Navistar International has announced a second quarter 2018 net income of $55 millioncompared to a second quarter 2017 net loss of $80 million.
Revenues in the quarter were $2.4 billion, up 16 percent compared to $2.1 billion in the second quarter last year. The increase primarily reflects higher volumes in the company’s Core (Class 6-8 trucks and buses in the U.S. and Canada) market, where chargeouts were up 17 percent.
Second quarter 2018 EBITDA was $174 million, compared to second quarter 2017 EBITDA of $47 million. Second quarter adjusted EBITDA was $182 million, compared to adjusted EBITDA of $65 million in the comparable period last year.

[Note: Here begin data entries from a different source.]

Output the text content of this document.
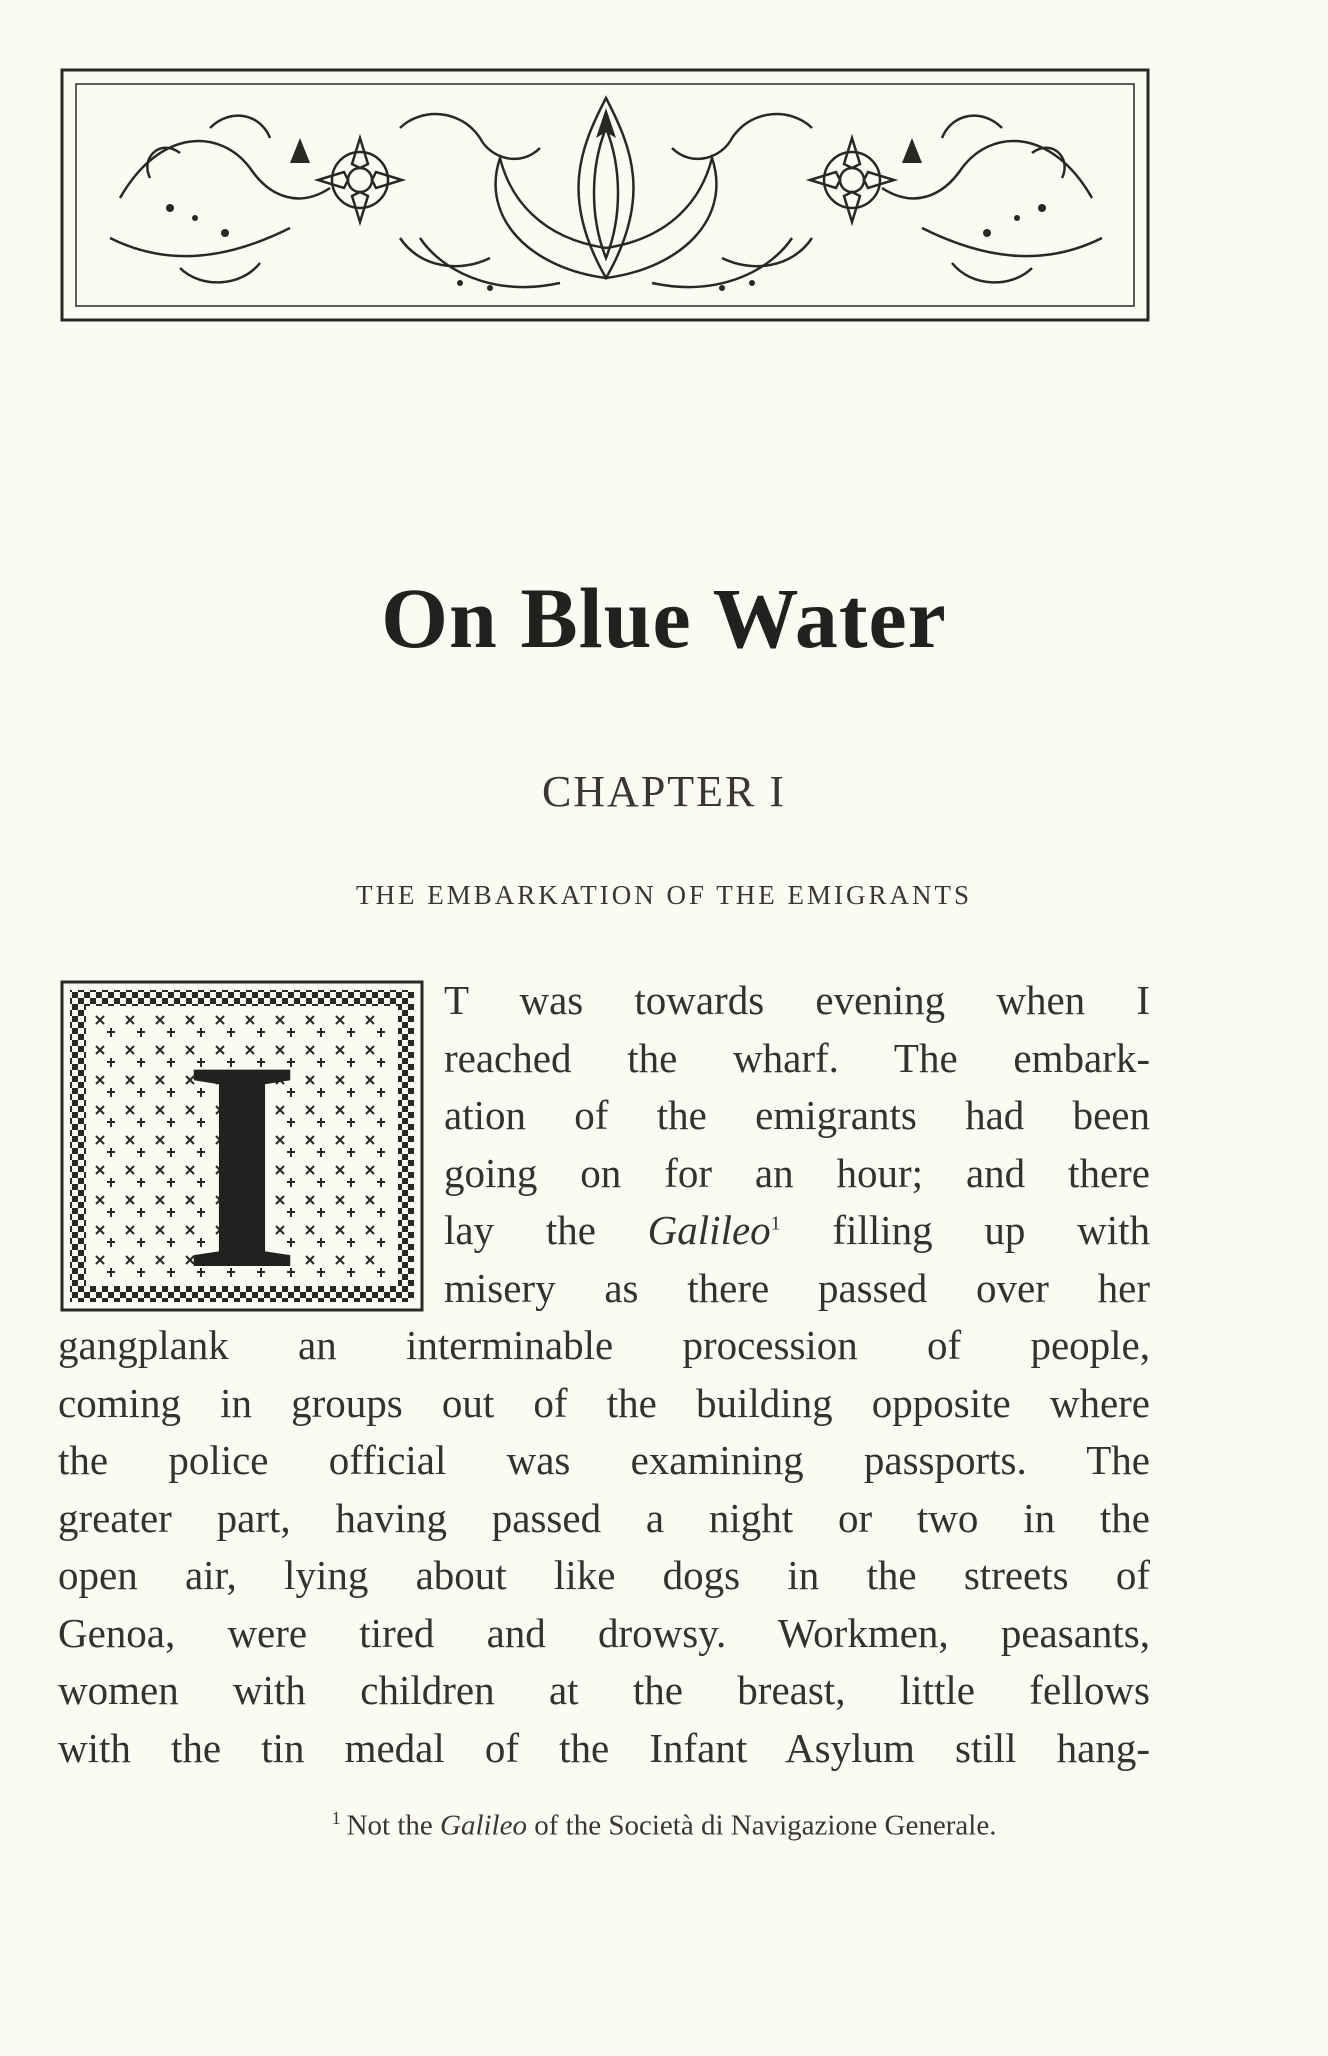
On Blue Water
CHAPTER I
THE EMBARKATION OF THE EMIGRANTS
I	T was towards evening when I
reached the wharf. The embark-
ation of the emigrants had been
going on for an hour; and there
lay the Galileo$^1$ filling up with
misery as there passed over her
gangplank an interminable procession of people,
coming in groups out of the building opposite where
the police official was examining passports. The
greater part, having passed a night or two in the
open air, lying about like dogs in the streets of
Genoa, were tired and drowsy. Workmen, peasants,
women with children at the breast, little fellows
with the tin medal of the Infant Asylum still hang-
$^1$ Not the Galileo of the Società di Navigazione Generale.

“We had a great second quarter, delivering stronger than expected results by taking advantage of the robust market conditions,” said Troy A. Clarke, Navistar chairman, president and CEO. “The market continues to respond favorably to our new products, especially our LT Series on highway tractor and the 13-liter A26 engine, which helped us capture two points of year-over-year share growth in the Class 8 segment.”

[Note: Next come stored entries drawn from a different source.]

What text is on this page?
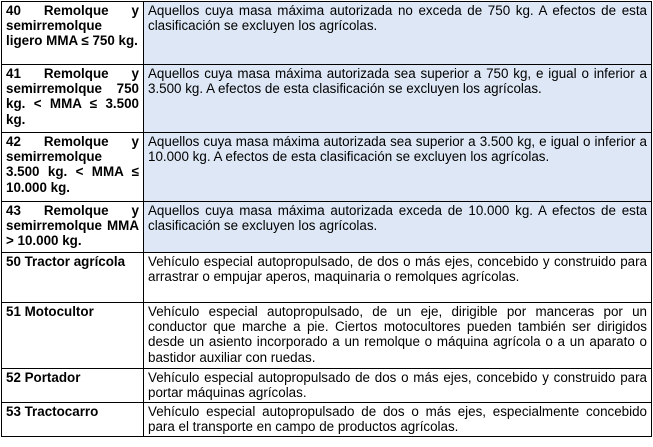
40 Remolque y semirremolque ligero MMA ≤ 750 kg.	Aquellos cuya masa máxima autorizada no exceda de 750 kg. A efectos de esta clasificación se excluyen los agrícolas.
41 Remolque y semirremolque 750 kg. < MMA ≤ 3.500 kg.	Aquellos cuya masa máxima autorizada sea superior a 750 kg, e igual o inferior a 3.500 kg. A efectos de esta clasificación se excluyen los agrícolas.
42 Remolque y semirremolque 3.500 kg. < MMA ≤ 10.000 kg.	Aquellos cuya masa máxima autorizada sea superior a 3.500 kg, e igual o inferior a 10.000 kg. A efectos de esta clasificación se excluyen los agrícolas.
43 Remolque y semirremolque MMA > 10.000 kg.	Aquellos cuya masa máxima autorizada exceda de 10.000 kg. A efectos de esta clasificación se excluyen los agrícolas.
50 Tractor agrícola	Vehículo especial autopropulsado, de dos o más ejes, concebido y construido para arrastrar o empujar aperos, maquinaria o remolques agrícolas.
51 Motocultor	Vehículo especial autopropulsado, de un eje, dirigible por manceras por un conductor que marche a pie. Ciertos motocultores pueden también ser dirigidos desde un asiento incorporado a un remolque o máquina agrícola o a un aparato o bastidor auxiliar con ruedas.
52 Portador	Vehículo especial autopropulsado de dos o más ejes, concebido y construido para portar máquinas agrícolas.
53 Tractocarro	Vehículo especial autopropulsado de dos o más ejes, especialmente concebido para el transporte en campo de productos agrícolas.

Navistar ended second quarter 2018 with $1.14 billion in consolidated cash, cash equivalents and marketable securities.
In the second quarter the company announced its plans to expand its ReNEWed remanufactured components business product line-up as well as its Fleetrite private label parts business.
Also during the quarter, Navistar demonstrated its electric school bus, chargE, which was developed with alliance partner Volkswagen Truck & Bus, on the road for the first time. The national tour kicked off on the West Coast with a number of demonstrations for customers and government officials in March and April, and will visit a number of U.S. locations throughout 2018.
Based on stronger industry conditions, the company raised its 2018 full-year guidance with Navistar revenues expected to be between $9.75 billion and $10.25 billion.